Dennis Villeneuve is an exceptional talent! After impressing audiences and critics with Arrival, Sicario and Prisoners, he has now created his personal masterpiece. First of all, Blade Runner 2049 is simply a f**king gorgeous film! I want it in a picture frame on my living room wall. These beautiful wide shots combined with flawless visual effects, superb lighting and artistic coloring gave me (and excuse my language here) multiple eye-gasms. But wait, there’s more! Not only is Blade Runner 2049 visually stunning, but it is a perfect cerebral science-fiction thriller as well. Villeneuve respectfully built on the world that the first Blade Runner created. And by broadening its world he was also able to broaden the themes and so he poses multiple questions at the same time. As a sci-fi fan you can find shades of many different films of the genre here, such as Ghost In The Shell, Her, Inception and Ex Machina.
All of this contributed to the film completely sucking me in. Instead of a screening room, I had stepped into a time machine and was transported to the year 2049 in an alternate dimension. It was a completely immersive experience. No virtual reality needed! This is one of these extremely rare arthouse-blockbuster hybrids that has as much of an entertainment factor as it has artistic value. I would even dare to say that it is better than the original.

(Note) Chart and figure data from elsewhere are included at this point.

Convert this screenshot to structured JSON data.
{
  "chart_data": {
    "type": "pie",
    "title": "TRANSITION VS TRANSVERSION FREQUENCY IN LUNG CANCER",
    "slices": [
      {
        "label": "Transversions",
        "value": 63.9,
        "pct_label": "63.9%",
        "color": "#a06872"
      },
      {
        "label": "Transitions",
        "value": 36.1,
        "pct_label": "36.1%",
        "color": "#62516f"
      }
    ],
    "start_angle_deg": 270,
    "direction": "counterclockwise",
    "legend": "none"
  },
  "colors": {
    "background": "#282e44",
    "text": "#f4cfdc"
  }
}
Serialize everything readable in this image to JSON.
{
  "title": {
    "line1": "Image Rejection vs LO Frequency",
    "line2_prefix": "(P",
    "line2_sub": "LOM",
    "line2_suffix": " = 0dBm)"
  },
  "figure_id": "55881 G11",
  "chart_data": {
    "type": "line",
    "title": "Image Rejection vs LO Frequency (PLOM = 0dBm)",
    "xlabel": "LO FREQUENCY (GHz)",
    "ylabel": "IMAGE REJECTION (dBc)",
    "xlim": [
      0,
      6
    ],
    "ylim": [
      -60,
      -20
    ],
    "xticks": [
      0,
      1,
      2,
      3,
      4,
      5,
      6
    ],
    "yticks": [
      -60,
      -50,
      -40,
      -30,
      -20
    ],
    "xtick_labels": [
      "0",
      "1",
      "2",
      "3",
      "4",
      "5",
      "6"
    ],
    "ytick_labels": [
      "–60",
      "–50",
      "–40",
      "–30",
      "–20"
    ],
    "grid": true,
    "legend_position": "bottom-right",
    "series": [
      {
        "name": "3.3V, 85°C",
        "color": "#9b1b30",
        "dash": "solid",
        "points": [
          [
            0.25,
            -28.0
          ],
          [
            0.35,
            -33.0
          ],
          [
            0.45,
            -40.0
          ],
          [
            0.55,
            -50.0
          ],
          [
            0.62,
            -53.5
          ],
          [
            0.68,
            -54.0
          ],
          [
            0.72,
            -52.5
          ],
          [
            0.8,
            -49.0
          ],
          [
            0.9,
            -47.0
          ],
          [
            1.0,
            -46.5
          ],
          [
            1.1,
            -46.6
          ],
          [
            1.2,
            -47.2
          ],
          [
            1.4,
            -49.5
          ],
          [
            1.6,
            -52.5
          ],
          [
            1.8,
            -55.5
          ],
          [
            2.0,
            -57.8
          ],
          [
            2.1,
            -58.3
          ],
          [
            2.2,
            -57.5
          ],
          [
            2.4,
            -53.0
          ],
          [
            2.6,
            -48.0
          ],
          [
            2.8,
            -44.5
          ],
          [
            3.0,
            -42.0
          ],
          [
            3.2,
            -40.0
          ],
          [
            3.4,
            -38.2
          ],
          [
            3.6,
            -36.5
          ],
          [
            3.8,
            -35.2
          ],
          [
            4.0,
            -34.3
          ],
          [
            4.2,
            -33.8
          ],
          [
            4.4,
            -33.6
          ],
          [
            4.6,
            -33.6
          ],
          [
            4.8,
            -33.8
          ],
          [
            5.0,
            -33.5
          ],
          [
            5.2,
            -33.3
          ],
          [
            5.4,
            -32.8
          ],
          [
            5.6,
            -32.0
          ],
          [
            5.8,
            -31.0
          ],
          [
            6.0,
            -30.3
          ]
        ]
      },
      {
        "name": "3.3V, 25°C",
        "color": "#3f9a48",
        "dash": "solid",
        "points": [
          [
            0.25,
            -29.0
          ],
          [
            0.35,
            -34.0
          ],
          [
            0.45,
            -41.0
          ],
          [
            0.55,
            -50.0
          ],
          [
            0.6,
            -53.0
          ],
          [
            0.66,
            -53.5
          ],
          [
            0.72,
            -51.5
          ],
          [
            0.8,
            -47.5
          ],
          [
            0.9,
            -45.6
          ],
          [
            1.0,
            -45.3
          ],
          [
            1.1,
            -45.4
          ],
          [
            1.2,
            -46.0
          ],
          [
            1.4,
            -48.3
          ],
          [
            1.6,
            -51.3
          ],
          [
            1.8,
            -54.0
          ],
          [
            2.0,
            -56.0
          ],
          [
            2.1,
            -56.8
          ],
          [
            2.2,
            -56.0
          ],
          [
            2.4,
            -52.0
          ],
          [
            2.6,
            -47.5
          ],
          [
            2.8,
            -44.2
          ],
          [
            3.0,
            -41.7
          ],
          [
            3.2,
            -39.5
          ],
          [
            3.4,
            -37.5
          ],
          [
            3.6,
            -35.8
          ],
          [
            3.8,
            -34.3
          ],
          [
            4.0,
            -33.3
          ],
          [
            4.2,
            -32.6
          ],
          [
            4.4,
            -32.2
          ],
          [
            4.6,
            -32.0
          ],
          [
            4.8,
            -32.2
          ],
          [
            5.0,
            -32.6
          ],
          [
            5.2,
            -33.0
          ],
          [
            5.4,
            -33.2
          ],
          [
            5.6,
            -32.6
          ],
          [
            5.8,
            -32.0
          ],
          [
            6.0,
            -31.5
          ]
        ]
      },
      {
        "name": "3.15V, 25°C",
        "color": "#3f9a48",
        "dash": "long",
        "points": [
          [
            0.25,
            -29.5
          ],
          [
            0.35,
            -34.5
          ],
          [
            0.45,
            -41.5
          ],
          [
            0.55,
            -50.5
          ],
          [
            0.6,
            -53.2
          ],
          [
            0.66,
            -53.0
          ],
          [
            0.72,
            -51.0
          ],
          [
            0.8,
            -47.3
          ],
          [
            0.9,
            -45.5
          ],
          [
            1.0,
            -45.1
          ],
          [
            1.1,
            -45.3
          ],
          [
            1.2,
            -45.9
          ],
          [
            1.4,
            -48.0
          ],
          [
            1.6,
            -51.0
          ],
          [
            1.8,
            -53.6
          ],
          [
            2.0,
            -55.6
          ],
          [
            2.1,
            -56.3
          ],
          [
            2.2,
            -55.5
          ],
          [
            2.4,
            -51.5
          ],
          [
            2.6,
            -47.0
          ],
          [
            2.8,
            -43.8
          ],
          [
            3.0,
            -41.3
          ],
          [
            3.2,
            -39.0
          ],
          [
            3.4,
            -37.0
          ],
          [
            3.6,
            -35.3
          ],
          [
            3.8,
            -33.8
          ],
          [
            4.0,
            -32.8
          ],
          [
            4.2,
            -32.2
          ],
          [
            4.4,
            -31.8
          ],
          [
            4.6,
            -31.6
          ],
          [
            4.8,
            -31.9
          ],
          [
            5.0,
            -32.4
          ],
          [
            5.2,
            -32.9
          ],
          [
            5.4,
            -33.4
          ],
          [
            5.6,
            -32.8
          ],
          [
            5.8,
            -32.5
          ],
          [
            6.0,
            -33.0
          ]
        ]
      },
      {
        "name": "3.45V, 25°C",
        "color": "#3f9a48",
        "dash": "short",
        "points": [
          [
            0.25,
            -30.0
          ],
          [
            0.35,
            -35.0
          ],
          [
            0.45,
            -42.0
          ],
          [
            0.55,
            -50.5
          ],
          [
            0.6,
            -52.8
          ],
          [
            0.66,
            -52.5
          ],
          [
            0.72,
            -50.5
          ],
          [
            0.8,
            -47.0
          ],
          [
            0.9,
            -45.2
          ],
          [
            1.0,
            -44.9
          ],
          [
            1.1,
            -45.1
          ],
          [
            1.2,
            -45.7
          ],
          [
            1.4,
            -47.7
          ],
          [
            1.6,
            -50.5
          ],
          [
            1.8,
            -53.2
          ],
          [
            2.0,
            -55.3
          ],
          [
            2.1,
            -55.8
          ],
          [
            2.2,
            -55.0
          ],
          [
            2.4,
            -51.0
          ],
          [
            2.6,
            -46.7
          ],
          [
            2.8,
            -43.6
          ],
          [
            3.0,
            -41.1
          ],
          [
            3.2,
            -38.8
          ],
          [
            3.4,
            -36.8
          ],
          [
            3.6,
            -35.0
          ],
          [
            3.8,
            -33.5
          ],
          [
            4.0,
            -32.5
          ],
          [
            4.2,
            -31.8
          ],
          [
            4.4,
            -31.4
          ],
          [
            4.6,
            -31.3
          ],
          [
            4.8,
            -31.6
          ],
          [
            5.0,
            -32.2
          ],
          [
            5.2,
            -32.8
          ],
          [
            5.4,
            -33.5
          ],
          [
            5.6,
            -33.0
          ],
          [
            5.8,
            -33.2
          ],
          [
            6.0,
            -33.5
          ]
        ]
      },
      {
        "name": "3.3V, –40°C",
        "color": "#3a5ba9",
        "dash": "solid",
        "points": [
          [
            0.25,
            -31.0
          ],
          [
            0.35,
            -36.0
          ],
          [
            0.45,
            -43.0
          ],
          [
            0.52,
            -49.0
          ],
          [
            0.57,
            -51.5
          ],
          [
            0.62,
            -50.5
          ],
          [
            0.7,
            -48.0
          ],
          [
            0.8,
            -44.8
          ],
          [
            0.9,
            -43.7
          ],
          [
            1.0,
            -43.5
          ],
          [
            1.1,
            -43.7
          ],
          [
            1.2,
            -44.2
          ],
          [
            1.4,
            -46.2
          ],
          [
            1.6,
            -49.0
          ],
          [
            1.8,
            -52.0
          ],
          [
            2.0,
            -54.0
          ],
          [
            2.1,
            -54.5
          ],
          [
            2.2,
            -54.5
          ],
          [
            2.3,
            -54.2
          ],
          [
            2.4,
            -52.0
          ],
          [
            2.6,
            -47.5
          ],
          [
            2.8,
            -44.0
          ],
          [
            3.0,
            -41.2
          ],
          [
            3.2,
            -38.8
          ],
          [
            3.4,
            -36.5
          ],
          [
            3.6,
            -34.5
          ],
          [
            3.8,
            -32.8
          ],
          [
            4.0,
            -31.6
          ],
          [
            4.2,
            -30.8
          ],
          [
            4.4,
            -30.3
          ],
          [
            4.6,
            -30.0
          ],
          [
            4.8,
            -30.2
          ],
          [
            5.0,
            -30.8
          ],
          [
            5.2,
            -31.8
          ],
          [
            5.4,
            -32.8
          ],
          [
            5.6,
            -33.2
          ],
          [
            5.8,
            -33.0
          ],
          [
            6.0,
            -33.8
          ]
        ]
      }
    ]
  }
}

So that’s my „Top 10“ list for 2017. There were a ton of amazing films and it was hard to chose, but the longer I look at this list, the more happy I am with it. But what did you think? Do you agree or disagree? Are you one of the many people who skipped my number one choice when it was theaters? Did you wonder why Thor: Ragnarok didn’t make the cut? Feel free to comment below! And if you haven’t yet, be sure to check out the full reviews for my top 10 choices that you can find on this blog.

Your Cinemartian


  1. I like most of your choices, but could you give a more detailed reason for "Moonlight" not to be in your Top10? For me atleast a "Top 3 movie" in 2017.

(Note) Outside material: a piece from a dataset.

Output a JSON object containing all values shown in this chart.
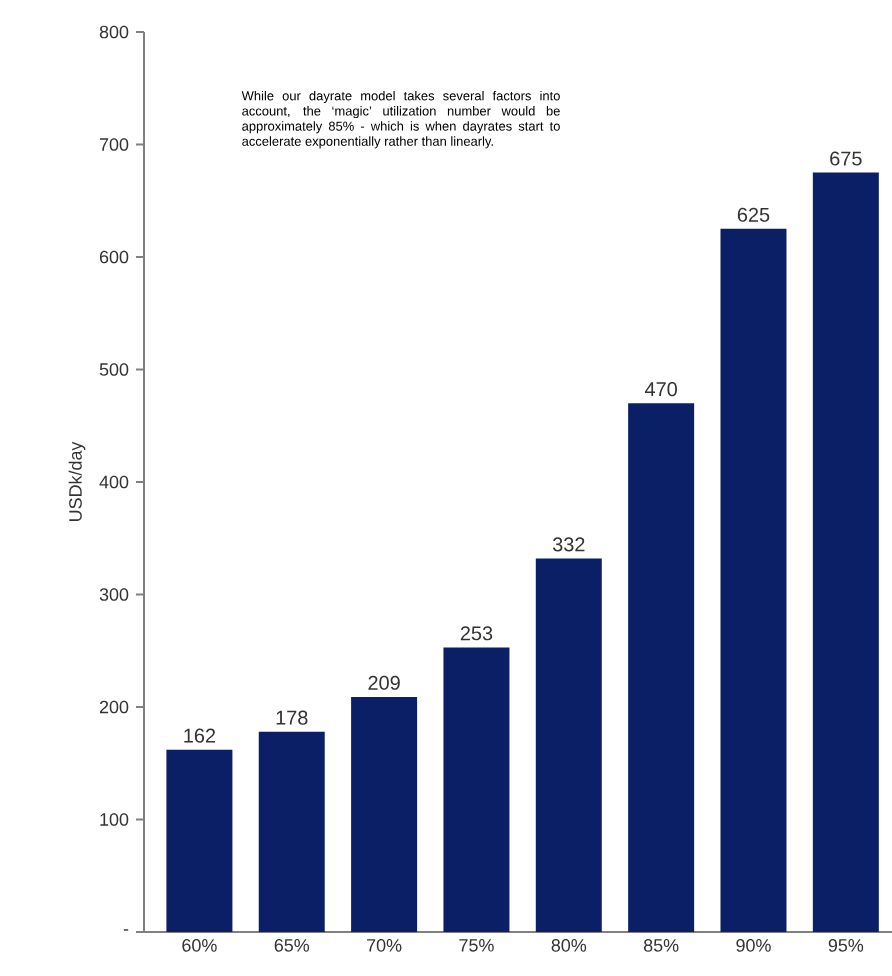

  2. Good point. I had shuffled these movies around multiple times and at some points "Moonlight" was included. To be honest I just kind of went with my guts on this one. If I had taken my personal opinion out it and just judged the movies by content and craftsmanship, "Moonlight" would probably have been up there. But I had a personal connection to the characters and themes of films like "La La Land", "Lion", "The Big Sick" or "Logan" and so they just resonated more on an emotional level.
    I also looked at how much of a film stuck with me after seeing it and even though I saw Moonlight twice, the other films seemed to have made a little bit bigger of an impression on me. As I said it's kind of subjective. If anyone put "Moonlight" higher up on their list or even on the number one spot, I couldn't argue against that. At least not objectively.
    That's why I definitely wanted to include it in my honorable mentions, but couldn't really give valid points of criticism to justify not putting it in my top ten.
    Anyways, thanks for the comment and presenting your "disagreement" in such a respectful way. :) I hope my answer was somewhat satisfying. Keep watching great movies!